Chi guidò veramente la rivolta di Bar Kochba?nuova ricerca
Una nuova ricerca getta luce sugli enigmi della rivolta.
Un recente articolo suggerisce che i veterani ebrei dell’esercito romano potrebbero aver inizialmente guidato la guerra ebraica del II secolo contro i Romani, uno degli eventi collegati al Lag B’Omer.
Potrebbero essere stati i veterani ebrei dell’esercito romano, e non Shimon Bar Kochba, a guidare inizialmente la ribellione ebraica del II secolo contro i Romani, comunemente nota come “Rivolta di Bar Kochba”.
La rivolta, scatenata dagli ebrei indignati che protestavano contro la decisione dell’imperatore Adriano di costruire una città dedicata a Giove sulle rovine di Gerusalemme, è uno degli eventi legati alla festività ebraica di Lag B’Omer, celebrata quest’anno il 15 e 16 maggio.
Sebbene la leadership ebraica sia tradizionalmente attribuita a Shimon Bar Kochba, il dott. Haggai Olshanetsky, ricercatore presso l’Università di Varsavia, ha ipotizzato in un recente articolo che a scatenare la rivolta siano stati alcuni veterani dell’esercito romano e che solo in seguito il fanatico estremista e auto celebrativo Bar Kochba ne abbia preso le redini.
Questo cambiamento potrebbe contribuire a spiegare la miriade di misteri storici che circondano la rivolta, ha affermato Olshanetsky. Tra gli enigmi persistenti ci sono il motivo per cui le fonti storiche sulla Seconda Rivolta Ebraica non menzionano alcun leader, perché la rivolta ebbe inizialmente successo e poi un fallimento, e quale fu la sua portata geografica.
“Uno dei miei principali ambiti di ricerca si concentra sugli ebrei che prestarono servizio negli eserciti antichi, tra cui quello romano”, ha dichiarato Olshanetsky al Times of Israel durante una videochiamata in cui discuteva del suo studio, pubblicato a dicembre sulla rivista Palestine Exploration Quarterly.
“Mentre esaminavo le fonti sull’esercito romano, mi sono imbattuto in un passaggio in cui si raccontava che gli ebrei fabbricavano armi per l’esercito e talvolta riuscivano a tenerne alcune per sé, il che ha suscitato molte domande”, ha affermato.

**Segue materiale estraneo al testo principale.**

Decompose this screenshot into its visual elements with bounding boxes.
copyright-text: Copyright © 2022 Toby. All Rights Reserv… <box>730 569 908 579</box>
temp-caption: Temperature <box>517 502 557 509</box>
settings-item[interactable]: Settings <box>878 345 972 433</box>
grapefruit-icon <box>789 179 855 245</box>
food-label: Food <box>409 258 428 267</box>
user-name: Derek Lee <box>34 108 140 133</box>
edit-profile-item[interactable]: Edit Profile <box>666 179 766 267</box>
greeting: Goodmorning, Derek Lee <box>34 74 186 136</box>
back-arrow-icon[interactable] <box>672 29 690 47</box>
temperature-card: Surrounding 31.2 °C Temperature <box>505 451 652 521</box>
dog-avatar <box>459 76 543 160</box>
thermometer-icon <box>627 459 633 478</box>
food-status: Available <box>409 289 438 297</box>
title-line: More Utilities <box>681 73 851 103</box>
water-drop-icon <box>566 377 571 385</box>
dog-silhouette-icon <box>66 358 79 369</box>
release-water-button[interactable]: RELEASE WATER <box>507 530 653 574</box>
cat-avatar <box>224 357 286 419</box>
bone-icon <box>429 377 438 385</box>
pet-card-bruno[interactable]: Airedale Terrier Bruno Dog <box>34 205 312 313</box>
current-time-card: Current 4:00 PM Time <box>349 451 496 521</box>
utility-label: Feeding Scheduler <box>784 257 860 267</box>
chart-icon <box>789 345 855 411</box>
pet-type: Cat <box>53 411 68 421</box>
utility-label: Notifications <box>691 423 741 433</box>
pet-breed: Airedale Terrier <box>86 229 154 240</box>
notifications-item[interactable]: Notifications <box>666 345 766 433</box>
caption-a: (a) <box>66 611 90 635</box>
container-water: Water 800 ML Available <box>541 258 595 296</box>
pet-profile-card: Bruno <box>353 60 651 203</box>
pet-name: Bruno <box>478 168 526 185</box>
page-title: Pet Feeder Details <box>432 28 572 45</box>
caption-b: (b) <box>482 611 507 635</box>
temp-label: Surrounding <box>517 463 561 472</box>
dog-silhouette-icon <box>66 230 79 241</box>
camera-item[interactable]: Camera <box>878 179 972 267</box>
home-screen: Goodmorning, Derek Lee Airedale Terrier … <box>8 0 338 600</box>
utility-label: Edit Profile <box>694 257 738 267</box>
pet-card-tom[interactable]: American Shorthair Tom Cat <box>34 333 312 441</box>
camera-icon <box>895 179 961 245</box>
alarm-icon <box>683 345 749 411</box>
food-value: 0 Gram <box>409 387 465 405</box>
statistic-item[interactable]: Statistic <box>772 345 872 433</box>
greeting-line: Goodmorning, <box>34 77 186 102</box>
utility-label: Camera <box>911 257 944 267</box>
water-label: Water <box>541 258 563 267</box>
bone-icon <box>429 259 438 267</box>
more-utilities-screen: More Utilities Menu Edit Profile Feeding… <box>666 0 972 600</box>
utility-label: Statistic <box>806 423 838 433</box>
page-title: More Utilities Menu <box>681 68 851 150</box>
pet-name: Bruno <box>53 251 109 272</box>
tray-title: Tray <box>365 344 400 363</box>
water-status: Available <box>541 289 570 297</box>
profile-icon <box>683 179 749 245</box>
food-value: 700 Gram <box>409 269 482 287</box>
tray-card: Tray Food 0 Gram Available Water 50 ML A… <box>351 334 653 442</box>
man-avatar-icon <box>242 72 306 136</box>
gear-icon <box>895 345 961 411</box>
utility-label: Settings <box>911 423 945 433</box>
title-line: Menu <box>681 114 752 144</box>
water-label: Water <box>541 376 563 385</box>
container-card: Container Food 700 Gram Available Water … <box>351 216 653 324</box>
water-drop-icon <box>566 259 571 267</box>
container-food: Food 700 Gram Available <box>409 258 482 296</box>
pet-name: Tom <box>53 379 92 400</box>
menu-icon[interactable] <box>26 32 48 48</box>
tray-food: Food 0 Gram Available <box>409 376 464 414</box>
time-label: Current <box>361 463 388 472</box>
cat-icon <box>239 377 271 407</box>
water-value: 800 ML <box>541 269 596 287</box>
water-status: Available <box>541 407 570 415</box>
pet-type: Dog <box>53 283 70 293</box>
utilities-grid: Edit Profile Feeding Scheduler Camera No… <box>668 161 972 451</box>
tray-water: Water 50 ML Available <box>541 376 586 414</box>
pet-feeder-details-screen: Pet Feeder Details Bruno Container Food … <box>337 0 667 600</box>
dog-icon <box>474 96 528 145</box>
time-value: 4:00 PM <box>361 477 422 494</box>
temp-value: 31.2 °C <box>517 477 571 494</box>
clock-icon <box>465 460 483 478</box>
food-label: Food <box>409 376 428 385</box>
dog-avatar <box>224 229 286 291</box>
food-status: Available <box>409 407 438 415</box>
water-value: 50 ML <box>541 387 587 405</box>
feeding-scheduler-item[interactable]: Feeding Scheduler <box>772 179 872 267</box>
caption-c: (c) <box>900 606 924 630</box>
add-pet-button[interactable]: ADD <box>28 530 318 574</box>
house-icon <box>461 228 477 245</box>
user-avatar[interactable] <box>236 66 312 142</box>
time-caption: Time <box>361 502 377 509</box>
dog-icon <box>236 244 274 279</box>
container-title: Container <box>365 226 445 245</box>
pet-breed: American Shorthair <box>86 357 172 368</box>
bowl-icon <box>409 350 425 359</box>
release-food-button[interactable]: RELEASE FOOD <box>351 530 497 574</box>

Olshanetsky si riferiva alle opere dello storico romano Cassio Dione (c. 150-235 d.C.), autore di un resoconto in 80 volumi della storia di Roma, inclusa la seconda rivolta ebraica, che si concluse circa 15 anni prima della sua nascita.
«Essi volutamente fabbricarono con materiali scadenti le armi che erano chiamati a fornire, affinché i Romani le rifiutassero e potessero usarle loro stessi», si legge in un passaggio sull’evento (Dione Cass. 69.12).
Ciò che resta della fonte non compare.